Data Scientists use to work with Anaconda Environments and for installing packages they use to run the “conda” commands. However, apart from conda there is the “pip” package manager that is still the most popular. Although these two package managers are very similar, they are designed for different purposes and should be used accordingly. In this tutorial, we will show you some tips about pip that you are going to apply to your daily tasks.
What is pip?
According to Wikipedia, pip is a package-management system written in Python used to install and manage software packages. It connects to an online repository of public packages, called the Python Package Index. pip can also be configured to connect to other package repositories, provided that they comply to Python Enhancement Proposal 503.
pip Tips
Install packages
I think that most of you know how to install packages using pip which is simply by running the command:
pip install some-package-name
If you would like to install a specific version you can run:
pip install 'some-package-name==1.2.2' --force-reinstall
Where 1.2.2 is the version of the package. We can add the flag –force-reinstall in case we want to re-install the package if it is already installed. Moreover, you can give a range of versions like:
pip install 'some-package-name>=1.3.0,<1.4.0' --force-reinstall
Finally, you can install packages for a specific python version. For example, if we want for python 3, we can run
pip3 install some-package-name
Uninstall packages
We can easily remove a package by running:
pip uninstall some-package-name
Install packages from the requirements
We have explained how to create the requirements.txt file. Let’s assume that the requirements.txt is the file below:
pandas==1.2.5 numpy==1.21.1
We can install these libraries by running:
pip install -r requirements.txt
Generate the requirements.txt file
Usually, we work with virtual environments and once we have installed the required libraries, we can easily generate the requirements.txt file using pip.

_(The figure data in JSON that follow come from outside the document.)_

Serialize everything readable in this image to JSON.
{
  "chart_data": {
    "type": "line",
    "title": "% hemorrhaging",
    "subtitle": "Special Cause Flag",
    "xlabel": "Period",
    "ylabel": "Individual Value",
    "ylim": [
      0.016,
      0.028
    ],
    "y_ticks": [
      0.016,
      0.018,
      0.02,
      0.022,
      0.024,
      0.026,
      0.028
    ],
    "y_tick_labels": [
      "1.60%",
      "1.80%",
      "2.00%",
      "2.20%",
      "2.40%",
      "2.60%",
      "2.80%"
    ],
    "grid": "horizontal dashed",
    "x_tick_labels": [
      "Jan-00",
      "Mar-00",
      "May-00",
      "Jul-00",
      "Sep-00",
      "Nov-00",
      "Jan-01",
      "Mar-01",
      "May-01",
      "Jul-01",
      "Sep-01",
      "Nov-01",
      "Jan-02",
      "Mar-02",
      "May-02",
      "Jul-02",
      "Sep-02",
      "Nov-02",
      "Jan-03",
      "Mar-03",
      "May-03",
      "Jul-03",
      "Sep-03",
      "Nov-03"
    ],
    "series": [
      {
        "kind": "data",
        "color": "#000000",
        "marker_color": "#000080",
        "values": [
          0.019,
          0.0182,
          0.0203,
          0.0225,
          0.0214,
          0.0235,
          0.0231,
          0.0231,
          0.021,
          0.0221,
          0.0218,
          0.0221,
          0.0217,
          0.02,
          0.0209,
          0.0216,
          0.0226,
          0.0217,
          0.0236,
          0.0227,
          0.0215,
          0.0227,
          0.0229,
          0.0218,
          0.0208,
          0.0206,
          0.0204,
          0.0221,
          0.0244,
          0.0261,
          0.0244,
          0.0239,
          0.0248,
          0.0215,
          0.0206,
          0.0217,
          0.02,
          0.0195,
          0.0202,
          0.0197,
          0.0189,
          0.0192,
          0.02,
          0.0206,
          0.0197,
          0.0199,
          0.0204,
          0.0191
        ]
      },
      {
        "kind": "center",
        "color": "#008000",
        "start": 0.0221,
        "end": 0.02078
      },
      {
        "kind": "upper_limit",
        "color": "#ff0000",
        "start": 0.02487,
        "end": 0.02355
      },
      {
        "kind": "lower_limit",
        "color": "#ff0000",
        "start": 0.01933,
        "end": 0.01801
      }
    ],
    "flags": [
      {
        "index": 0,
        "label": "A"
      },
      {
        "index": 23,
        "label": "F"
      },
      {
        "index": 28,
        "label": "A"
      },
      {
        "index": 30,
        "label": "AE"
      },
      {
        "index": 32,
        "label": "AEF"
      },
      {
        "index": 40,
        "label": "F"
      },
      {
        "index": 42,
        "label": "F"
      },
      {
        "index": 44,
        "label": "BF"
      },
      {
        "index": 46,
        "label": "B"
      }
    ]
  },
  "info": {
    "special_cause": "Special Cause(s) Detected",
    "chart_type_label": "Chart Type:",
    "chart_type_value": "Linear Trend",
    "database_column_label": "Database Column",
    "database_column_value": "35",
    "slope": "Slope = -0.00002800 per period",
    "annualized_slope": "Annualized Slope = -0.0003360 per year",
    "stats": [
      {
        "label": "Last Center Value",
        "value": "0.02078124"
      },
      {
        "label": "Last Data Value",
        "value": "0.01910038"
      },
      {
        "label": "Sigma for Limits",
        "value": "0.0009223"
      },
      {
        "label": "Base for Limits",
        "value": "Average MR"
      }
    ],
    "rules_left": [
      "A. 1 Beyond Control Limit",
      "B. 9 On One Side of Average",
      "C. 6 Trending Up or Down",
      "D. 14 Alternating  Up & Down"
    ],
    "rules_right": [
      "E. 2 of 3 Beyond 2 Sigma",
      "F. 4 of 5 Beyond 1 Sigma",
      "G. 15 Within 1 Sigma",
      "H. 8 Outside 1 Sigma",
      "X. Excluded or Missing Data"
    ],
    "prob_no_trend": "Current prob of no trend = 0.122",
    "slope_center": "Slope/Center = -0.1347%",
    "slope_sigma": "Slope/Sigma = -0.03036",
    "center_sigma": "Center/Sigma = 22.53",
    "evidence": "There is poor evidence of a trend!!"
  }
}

pip freeze > requirements.txt
Get the installed packages
Using pip, we can get a list of the installed packages in our environment by running:
pip list
You can search for a specific package using the list and the grep command. Let’s get my pandas version.
pip list | grep pandas
pandas 1.2.5
Check for compatibility issues
When we install packages, it is common to have compatibility issues with dependencies and so on. We can check if everything is OK by running:
pip check
If I run it at my base environment, I get the following:
streamlit 0.86.0 requires protobuf, which is not installed. spyder 4.2.5 requires pyqt5, which is not installed. spyder 4.2.5 requires pyqtwebengine, which is not installed. qdarkstyle 2.8.1 requires helpdev, which is not installed. conda-repo-cli 1.0.4 requires pathlib, which is not installed. anaconda-project 0.10.1 requires ruamel-yaml, which is not installed. awswrangler 2.9.0 has requirement numpy<1.21.0,>=1.18.0, but you have numpy 1.21.1. awswrangler 2.9.0 has requirement pyarrow<4.1.0,>=2.0.0, but you have pyarrow 5.0.0. awscli 1.20.12 has requirement botocore==1.21.12, but you have botocore 1.20.112. awscli 1.20.12 has requirement colorama<0.4.4,>=0.2.5, but you have colorama 0.4.4. awscli 1.20.12 has requirement docutils<0.16,>=0.10, but you have docutils 0.17.1. awscli 1.20.12 has requirement s3transfer<0.6.0,>=0.5.0, but you have s3transfer 0.4.2.
Apparently, I have some work to do!
Show more info about packages
We can get more information about an installed package by running
pip show some-package-name
For example, this is what I get for pandas.
Name: pandas Version: 1.2.5 Summary: Powerful data structures for data analysis, time series, and statistics Home-page: https://pandas.pydata.org Author: Author-email: License: BSD Location: c:\users\gpipis\anaconda3\lib\site-packages Requires: pytz, numpy, python-dateutil Required-by: streamlit, statsmodels, seaborn, mlxtend, awswrangler, altair
The Takeaway
Data Scientists and/or Data Engineers work with Python on a daily basis and as a result, a basic knowledge of “pip” is a really useful tool for their work. That was an introduction to pip, I encourage you to dive into pip and unlock its power, and feel free to share your tips with our community.